Much like a non-binary equivalent to mom/dad, there is no singular answer as there just hasn’t yet been enough pressure for people to collectively land on a singular answer. So there are currently innumerable different proposals used by different people and you can find lists online. Esperanto already has this issue solved so I proposed loaning the word from that language (gesinjoro) and contracting it to ges’njor’[1]. But this was an idea for an honorific that specifically signals non-binarity, rather than one that’s just generally gender-neutral.
For a generally gender-neutral honorific, I think my proposal would be some variant of doctor. Like maybe ductor or another reduced form to follow the pattern of other terms of address and distinguish ductor (generic term of address) from doctor (as in MD/PhD).

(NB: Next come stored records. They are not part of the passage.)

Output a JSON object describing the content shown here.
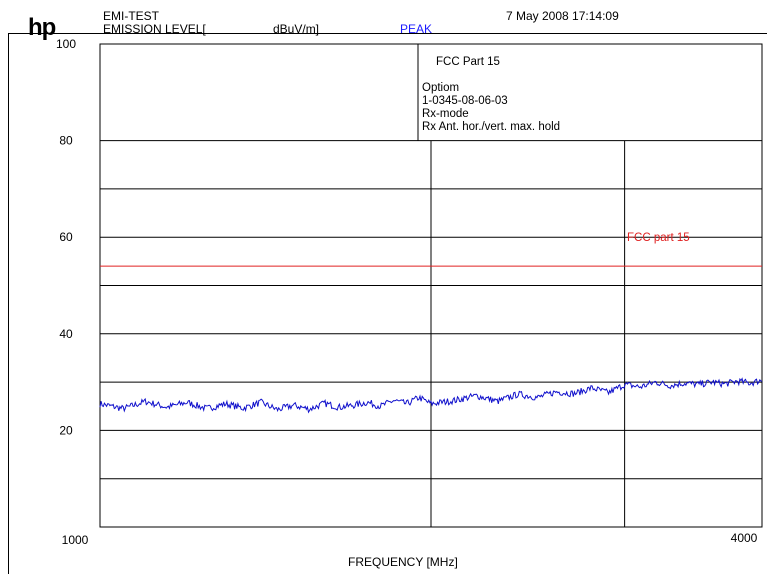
{
  "header": {
    "logo": "hp",
    "title": "EMI-TEST",
    "level_label": "EMISSION LEVEL[",
    "unit_label": "dBuV/m]",
    "detector": "PEAK",
    "datetime": "7 May 2008  17:14:09"
  },
  "info_box": {
    "line1": "FCC Part 15",
    "line2": "Optiom",
    "line3": "1-0345-08-06-03",
    "line4": "Rx-mode",
    "line5": "Rx Ant. hor./vert. max. hold"
  },
  "colors": {
    "trace": "#1010cc",
    "limit": "#e02020",
    "grid": "#000000"
  },
  "chart_data": {
    "type": "line",
    "title": "",
    "xlabel": "FREQUENCY [MHz]",
    "ylabel": "EMISSION LEVEL[ dBuV/m]",
    "xlim": [
      1000,
      4000
    ],
    "ylim": [
      0,
      100
    ],
    "x_scale": "log",
    "grid": true,
    "y_tick_labels": [
      "100",
      "80",
      "60",
      "40",
      "20"
    ],
    "x_tick_labels": [
      "1000",
      "4000"
    ],
    "limit_line": {
      "name": "FCC part 15",
      "value": 54
    },
    "series": [
      {
        "x": [
          1000,
          1050,
          1100,
          1150,
          1200,
          1250,
          1300,
          1350,
          1400,
          1450,
          1500,
          1550,
          1600,
          1650,
          1700,
          1750,
          1800,
          1850,
          1900,
          1950,
          2000,
          2100,
          2200,
          2300,
          2400,
          2500,
          2600,
          2700,
          2800,
          2900,
          3000,
          3100,
          3200,
          3300,
          3400,
          3500,
          3600,
          3700,
          3800,
          3900,
          4000
        ],
        "values": [
          25.5,
          24.5,
          26.0,
          24.8,
          25.8,
          24.5,
          25.5,
          24.6,
          25.8,
          24.3,
          25.2,
          24.4,
          25.6,
          24.8,
          25.2,
          25.8,
          25.0,
          26.2,
          25.5,
          26.8,
          25.5,
          26.2,
          27.2,
          26.0,
          27.5,
          26.8,
          28.0,
          27.6,
          28.8,
          27.8,
          29.5,
          29.0,
          30.0,
          29.3,
          29.8,
          29.5,
          30.0,
          29.6,
          30.2,
          29.8,
          30.4
        ]
      }
    ]
  }
}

Pronounced like “guess” + “neur” as in neurology. Stressed on the second syllable. ↩︎
I went somewhere recently where all the customer service folks exclusively used “friend” for me, even though afaik I’ve never met a single one of them before. I heard them ma’am/sir at least some other people who looked a bit more conformist - I only screamed that you don’t need to look enby to be enby inside, not out loud.
It felt a little odd to be called friend by people I didn’t know, and isn’t “professional” in the same way so maybe doesn’t fit what you’re looking for, but it still felt a hell of a lot better than being gendered.
There was one person who would use “boss”, which is perhaps more “professional” than friend, but that makes me feel icky in different ways.
Most of all, I want people to just drop the “professional address” with me, but I get that it’s hammered into people in customer service that they absolutely must use some form of it.
I call anyone but my boss ‘boss’ or ‘chief’ at work. Its a kitchen so telling people youre behind them or asking for times on things or whatever comes up a lot so I have a wide variety of generic terms for a person in several languages in rotation just cause saying the same thing over and over sucks
Having a peer use boss wouldn’t be icky in the same way to me.
I’ve had co-workers who absolutely hated it.
I think when you use one of those words that refers to an unbalanced power dynamic it can make people feel a variety of ways you don’t necessarily intend.
I’m thinking in particular about a guy I worked with who might have felt it highlighted our age difference, or that he inferred I saw his behavior as domineering and “bossy,” or he might have been labor-pilled cuz if we all hate the bosses, it’s not a very endearing term to use.
Could also come across as sarcastically demeaning
What way is this?
@[email protected] nailed it:
I think when you use one of those words that refers to an unbalanced power dynamic it can make people feel a variety of ways you don’t necessarily intend.
The context I was talking about was as a customer, being called boss by someone in customer service, so much as I didn’t want there to be a power dynamic, there is one, and that’s what made it feel icky to me.
That’s fair. In kitchens acting professional isnt a thing so calling someone Boss doesnt carry any connotations if they arent your boss.
“My friend,” abbreviated “MF”

something, something, “professional”
For real though, pretty sure you should just ask them how they’d like to be addressed.
Generally that’s what I’d do. I just think having a NB equivalent to “sir” would be useful in some contexts.
The awkward space is where you’re expected (e.g. by management) to address a stranger/customer with a gendered term in a professional context before you have an opportunity to ask that question.
e.g. “Excuse me Mx, you appear to have dropped your purse” or “Hi Mx, can I help you pick out a shirt?”
(I get by with “Hey there” if the person I’m addressing can be understood by context, or “mate” in relatively casual settings)
If management is making you sound like a loser then you should throw in a “your majesty” or a “my liege” every once in a while. It’ll make the customers feel nice too.